Fong’s stamina and versatility were assets for Moorestown all season. DeNick didn’t use Fong in the butterfly much during the regular season due to team needs, instead moving him to other events such as freestyle or breaststroke.

“The quality of the different events he can swim was an asset for our team and was huge for us this year,” DeNick said.

Not only is Fong a state champion, but he’s busy out of the pool as well. Fong is taking five Advanced Placement classes this year as well as multi-variable calculus, a class Fong describes as “beyond AP.” Fong keeps up of his schoolwork while also practicing 20-plus hours a week with his club team, Jersey Wahoos. Even with his busy schedule, Fong still took on the role as one of Moorestown’s team captains this year. Fong said all of his experiences have him prepared for college.

“It’s been a lot of academics in addition to the athletic workload,” he said.

In the pool, Fong said competing for Moorestown taught him the importance of teamwork in swimming. He felt the team’s unity was strongest during the last meet of the playoffs, a tough 98–72 loss against the eventual Group B state champions, Mainland Regional High School.

“We swam our hearts out that meet,” Fong said. “We may have lost, but everyone was having such a good time together. Everyone was cheering, we were so loud. It showed me it’s not just about the points, because you’re not always going to have the team to win. But as long as everyone is supporting each other the entire time and you’re really getting the team experience out of the meet, that’s the most important part.”
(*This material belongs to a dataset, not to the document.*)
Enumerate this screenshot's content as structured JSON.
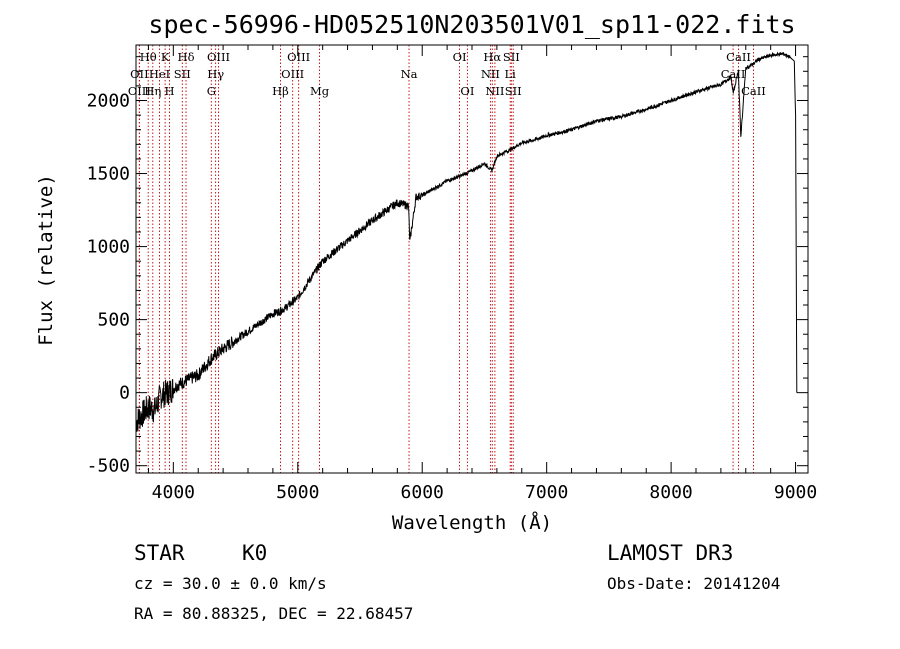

DeNick saw how the program shaped Fong during his time at Moorestown and believes he, as well as his brother, will serve as an inspiration for the future Quaker swimmers.

“It will be the first time in a long time we don’t have a Fong on the team,” said DeNick, who has had either Zach or Josh on his team since 2012. “At the same time, it leaves an opportunity for somebody else to take over and achieve.”